I later learned that Marino was suffering from a serious hearing problem. For an obvious reason, the call produced nothing but frustration, and he hanged up as he got another “important” call.
A few days later, I received a call, from Mr. Richmond, whose voice was almost inaudible due to the poor quality of connection. He told me that the audit on the onshore funds was completed and the investors of the onshore funds had received the financial statements and the offshore financial statements should be finished in the next few days. I asked him why the offshore financial statements were separated from the onshore’s this year, changed from their previous practice, but he provided no answer to my question. I also asked why the months and dates on the statements were all identical. He said it just happened by accident. I discussed my conversation with the team and decided to wait for a few more days for the offshore’s financial statements.
The offshore financial statements were never delivered. I requested the investor relations to at least send me the onshore financial statements for the year 2004, but the person wasn’t aware of them being completed. Discrepancies and inconsistencies were everywhere.
Connecting the Dots
On top of the unanswered questions, I found even more yellow flags as I conducted a holistic review of Bayou’s marketing materials. The marketing materials contained several different names for the administrators, including Admiral and Hemisphere (which is known as the Citi Hedge Services today). To my knowledge, Hemisphere had never served as a fund administrator to Bayou’s funds. They also listed several third-party party marketing firms, which were actually no longer marketing Bayou’s funds to new investors. My suspicion was mounting, but the weekly updates and monthly statements from Bayou still showed that the funds were making money almost every single month.
Before the deadline for the redemption request on June 30, 2005, I prepared a due diligence memo regarding my findings and recommendations to reassess the legitimacy of Bayou’s funds to the Director of Research. Unfortunately, he was on vacation and he never checked his email. Thus, the Firm could take no action for the June 30 deadline but it subsequently submitted the redemption requests for July 31st.
Soon after submitting the redemption requests, the president of the Firm discussed this issue with his friend, who was also an investor in the Bayou funds. The friend was so upset that he walked into Bayou’s office in Stamford the very next day and accused Israel of fraud. Then, on July 27th, a letter from Israel arrived regarding the returning of the capital to investors (Exhibit 2).
The redemption proceeds never arrived.

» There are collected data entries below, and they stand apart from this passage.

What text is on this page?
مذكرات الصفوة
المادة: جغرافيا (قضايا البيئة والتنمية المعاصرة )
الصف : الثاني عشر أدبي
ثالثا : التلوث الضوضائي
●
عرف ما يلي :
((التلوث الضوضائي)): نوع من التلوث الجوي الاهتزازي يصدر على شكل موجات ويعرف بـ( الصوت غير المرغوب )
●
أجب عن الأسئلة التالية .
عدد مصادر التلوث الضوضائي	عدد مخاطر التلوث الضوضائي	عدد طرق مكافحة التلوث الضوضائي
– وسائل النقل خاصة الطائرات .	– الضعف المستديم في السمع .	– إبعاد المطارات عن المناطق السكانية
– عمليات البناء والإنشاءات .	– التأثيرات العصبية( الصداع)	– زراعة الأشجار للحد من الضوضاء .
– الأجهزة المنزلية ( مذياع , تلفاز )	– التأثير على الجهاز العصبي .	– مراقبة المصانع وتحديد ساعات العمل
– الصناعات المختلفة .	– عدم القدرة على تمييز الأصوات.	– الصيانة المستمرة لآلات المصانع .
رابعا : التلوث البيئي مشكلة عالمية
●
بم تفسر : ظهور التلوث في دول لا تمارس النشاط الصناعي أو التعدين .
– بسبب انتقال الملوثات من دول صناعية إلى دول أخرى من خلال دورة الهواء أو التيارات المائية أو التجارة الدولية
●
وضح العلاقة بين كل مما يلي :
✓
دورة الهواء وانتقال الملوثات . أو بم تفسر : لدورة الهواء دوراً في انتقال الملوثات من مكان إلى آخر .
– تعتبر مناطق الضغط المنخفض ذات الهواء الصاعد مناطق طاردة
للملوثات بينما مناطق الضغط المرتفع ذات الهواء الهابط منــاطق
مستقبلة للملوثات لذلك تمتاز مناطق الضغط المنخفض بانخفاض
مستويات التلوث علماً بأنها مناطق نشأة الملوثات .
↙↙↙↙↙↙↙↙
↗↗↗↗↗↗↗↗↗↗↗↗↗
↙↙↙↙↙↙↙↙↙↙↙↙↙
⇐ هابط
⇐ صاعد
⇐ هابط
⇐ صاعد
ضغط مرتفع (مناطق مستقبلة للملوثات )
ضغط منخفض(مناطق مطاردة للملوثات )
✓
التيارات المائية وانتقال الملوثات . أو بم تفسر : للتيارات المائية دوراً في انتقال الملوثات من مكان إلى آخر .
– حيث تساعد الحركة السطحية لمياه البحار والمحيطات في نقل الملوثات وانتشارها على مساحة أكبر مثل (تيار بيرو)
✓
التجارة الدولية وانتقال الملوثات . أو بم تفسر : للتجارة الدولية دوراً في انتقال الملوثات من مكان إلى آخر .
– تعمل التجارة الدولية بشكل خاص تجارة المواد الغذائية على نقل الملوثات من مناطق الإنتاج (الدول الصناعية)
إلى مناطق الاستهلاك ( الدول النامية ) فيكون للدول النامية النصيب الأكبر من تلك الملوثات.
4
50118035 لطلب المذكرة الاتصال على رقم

A few weeks after the receipt of the letter above, it was reported that Marino disappeared after leaving a suicide note in his office. Marino never committed suicide and was subsequently arrested. The Arizona attorney general announced on August 30, 2005 that it had seized $101 million in May, which purportedly belonged to Bayou and Bayou’s funds. It was also revealed that Richmond-Fairfield was a bogus accounting firm established by Marino. I then realized that Mr. Richmond, with whom I spoke, had been Marino himself.
There were a number of yellow and red flags concerning Bayou’s business, which would have alerted the investors if they were known in advance. Regrettably, the Firm’s due diligence process was not stringent enough and the money was gone along with the Firm’s reputation. However, as a young novice in the hedge fund world, it taught me the Importance of Being Diligent.